Yesterday, I bought Parenting Girls on the Autism Spectrum by Eileen Riley-Hall. I’ve only read bits and pieces of it yet, but what struck a chord with me are the problems faced by both passive and aggressive autistic girls due to gender stereotypes and stereotypes about what autism should be.
First, most girls on the autism spectrum are passive. This can easily lead to them being ignored in a classroom or even at home. I notice this on my ward, too, because I’m fairly withdrawn. Because of this, my needs are not always met, as there are many patients who act out to get what they need. In the book, Riley-Hall talks about a girl in her daughter’s nursery who was so shy that she could easily be isolated if not for her attentive teacher. Passive autistic girls, according to Riley-Hall, need as much one-on-one attention as possible. This seems coutnerintuitive, because they aren’t causing any trouble or being a danger to themselves or others. Then again, they too need to learn to relate to others. It is sad in this respect that isolation is no longer a ground for care in the Netherlands. Apparently, you need to be aggressive to be seen. Please note that, in DSM-IV, passive autism is seen as more severe than the active-but-odd type.

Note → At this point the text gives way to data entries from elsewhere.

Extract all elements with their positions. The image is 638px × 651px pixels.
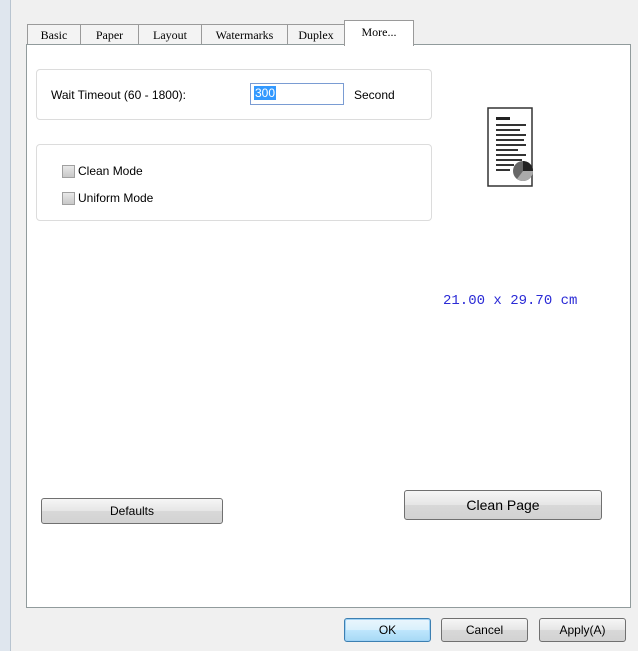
page-preview-icon: [487, 107, 533, 187]
clean-mode-box[interactable]: [62, 164, 75, 178]
wait-timeout-label: Wait Timeout (60 - 1800):: [51, 88, 186, 102]
wait-timeout-unit: Second: [354, 88, 395, 102]
cancel-button[interactable]: Cancel: [441, 618, 528, 642]
uniform-mode-checkbox[interactable]: Uniform Mode: [62, 191, 153, 205]
uniform-mode-label: Uniform Mode: [78, 191, 154, 205]
tab-layout[interactable]: Layout: [138, 24, 202, 45]
wait-timeout-input[interactable]: 300: [250, 83, 344, 105]
uniform-mode-box[interactable]: [62, 191, 75, 205]
tab-paper[interactable]: Paper: [80, 24, 139, 45]
wait-timeout-value: 300: [254, 86, 277, 100]
tab-basic[interactable]: Basic: [27, 24, 81, 45]
mode-options-group: Clean Mode Uniform Mode: [36, 144, 432, 221]
window-edge: [0, 0, 11, 651]
clean-page-button[interactable]: Clean Page: [404, 490, 602, 520]
clean-mode-label: Clean Mode: [78, 164, 143, 178]
tab-duplex[interactable]: Duplex: [287, 24, 345, 45]
wait-timeout-group: Wait Timeout (60 - 1800): 300 Second: [36, 69, 432, 120]
tab-more[interactable]: More...: [344, 20, 414, 46]
paper-size-readout: 21.00 x 29.70 cm: [443, 293, 578, 309]
ok-button[interactable]: OK: [344, 618, 431, 642]
apply-button[interactable]: Apply(A): [539, 618, 626, 642]
tab-panel: Wait Timeout (60 - 1800): 300 Second Cle…: [26, 44, 631, 608]
clean-mode-checkbox[interactable]: Clean Mode: [62, 164, 143, 178]
defaults-button[interactable]: Defaults: [41, 498, 223, 524]
tab-watermarks[interactable]: Watermarks: [201, 24, 288, 45]
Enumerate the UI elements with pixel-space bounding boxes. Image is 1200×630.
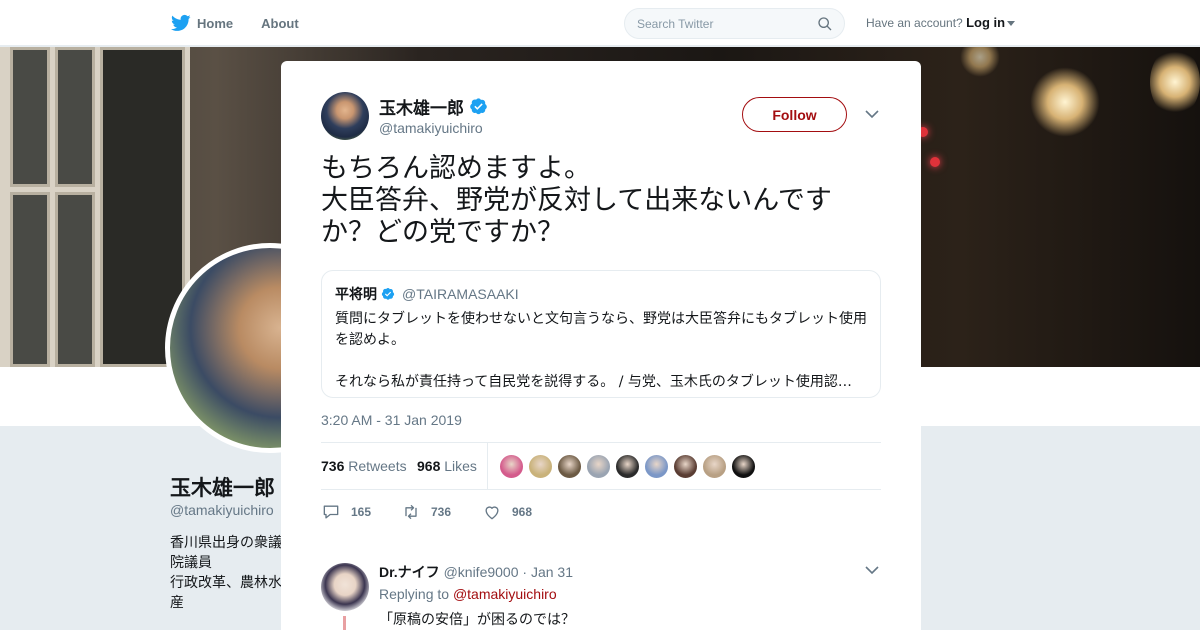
reply-date[interactable]: · Jan 31	[522, 564, 573, 580]
replying-to: Replying to @tamakiyuichiro	[379, 586, 557, 602]
chevron-down-icon[interactable]	[865, 565, 879, 575]
quoted-tweet-header: 平将明 @TAIRAMASAAKI	[335, 284, 867, 304]
quoted-author-name: 平将明	[335, 286, 377, 302]
retweets-label: Retweets	[348, 458, 407, 474]
liker-avatar[interactable]	[615, 454, 640, 479]
reply-author-avatar[interactable]	[321, 563, 369, 611]
nav-left: Home About	[171, 0, 299, 46]
liker-avatar[interactable]	[731, 454, 756, 479]
nav-about[interactable]: About	[261, 16, 299, 31]
chevron-down-icon[interactable]	[865, 109, 879, 119]
account-area: Have an account? Log in	[866, 15, 1016, 30]
liker-avatar[interactable]	[644, 454, 669, 479]
quoted-tweet[interactable]: 平将明 @TAIRAMASAAKI 質問にタブレットを使わせないと文句言うなら、…	[321, 270, 881, 398]
liker-avatar[interactable]	[673, 454, 698, 479]
nav-about-label: About	[261, 15, 299, 31]
login-link[interactable]: Log in	[966, 15, 1005, 30]
search-input[interactable]	[637, 16, 807, 31]
retweets-count: 736	[321, 458, 345, 474]
tweet-modal: 玉木雄一郎 @tamakiyuichiro Follow もちろん認めますよ。 …	[281, 61, 921, 630]
retweet-count: 736	[431, 505, 452, 519]
verified-badge-icon	[470, 98, 487, 115]
banner-window	[0, 47, 190, 367]
background-profile-handle: @tamakiyuichiro	[170, 502, 274, 518]
thread-line	[343, 616, 346, 630]
nav-home-label: Home	[197, 15, 234, 31]
liker-avatar[interactable]	[586, 454, 611, 479]
search-icon[interactable]	[817, 16, 833, 32]
reply-author-name[interactable]: Dr.ナイフ	[379, 564, 440, 580]
replying-prefix: Replying to	[379, 586, 450, 602]
retweets-stat[interactable]: 736 Retweets	[321, 458, 407, 474]
like-action[interactable]: 968	[482, 502, 532, 522]
tweet-text: もちろん認めますよ。 大臣答弁、野党が反対して出来ないんです か？どの党ですか？	[321, 153, 832, 248]
tweet-timestamp[interactable]: 3:20 AM - 31 Jan 2019	[321, 412, 462, 428]
reply-header: Dr.ナイフ @knife9000 · Jan 31	[379, 562, 573, 582]
nav-home[interactable]: Home	[171, 13, 233, 33]
likes-label: Likes	[444, 458, 477, 474]
quoted-tweet-text: 質問にタブレットを使わせないと文句言うなら、野党は大臣答弁にもタブレット使用を認…	[335, 311, 867, 390]
likes-stat[interactable]: 968 Likes	[417, 458, 477, 474]
top-nav: Home About Have an account? Log in	[0, 0, 1200, 46]
caret-down-icon[interactable]	[1007, 21, 1016, 27]
twitter-bird-icon	[171, 14, 191, 31]
tweet-actions: 165 736 968	[321, 502, 881, 522]
follow-button[interactable]: Follow	[742, 97, 847, 132]
liker-avatar[interactable]	[499, 454, 524, 479]
reply-icon	[323, 505, 339, 519]
replying-to-handle[interactable]: @tamakiyuichiro	[453, 586, 557, 602]
search-box	[624, 8, 845, 39]
author-avatar[interactable]	[321, 92, 369, 140]
liker-avatar[interactable]	[528, 454, 553, 479]
reply-author-handle[interactable]: @knife9000	[444, 564, 519, 580]
like-count: 968	[512, 505, 533, 519]
tweet-stats: 736 Retweets 968 Likes	[321, 442, 881, 490]
verified-badge-icon	[381, 287, 395, 300]
author-handle[interactable]: @tamakiyuichiro	[379, 120, 483, 136]
quoted-author-handle: @TAIRAMASAAKI	[402, 286, 519, 302]
reply-count: 165	[351, 505, 372, 519]
background-profile-bio: 香川県出身の衆議院議員 行政改革、農林水産 はカラオケ。さぬ 食が好物。	[170, 534, 282, 610]
reply-action[interactable]: 165	[321, 502, 371, 522]
stats-divider	[487, 443, 488, 489]
liker-avatar[interactable]	[702, 454, 727, 479]
liker-avatar[interactable]	[557, 454, 582, 479]
retweet-action[interactable]: 736	[401, 502, 451, 522]
likes-count: 968	[417, 458, 441, 474]
reply-text: 「原稿の安倍」が困るのでは？	[379, 612, 575, 628]
author-name: 玉木雄一郎	[379, 99, 464, 118]
have-account-text: Have an account?	[866, 16, 963, 30]
close-icon[interactable]	[1154, 12, 1178, 36]
background-profile-name: 玉木雄一郎	[170, 477, 275, 500]
heart-icon	[485, 506, 499, 520]
retweet-icon	[405, 504, 417, 520]
author-name-row[interactable]: 玉木雄一郎	[379, 94, 488, 119]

Yet aggressive autistic girls are also often mistreated. According to Riley-Hall, gender stereotypes dictate that less aggression should be expected and tolerated from girls than from boys. Consequently, if an autistic girl acts out, she’s punished more harshly than a boy. Riley-Hall does not say this, but it is my expereince that aggression in women and girls is also interpreted differently than in males. For example, many more women are diagnosed with borderline personality disorder rather than for example ADHD. Fortunately, researchers and clinicians are becoming more and more aware of gender differences in the symptoms of psychiatric and neurodevelopmental disorders.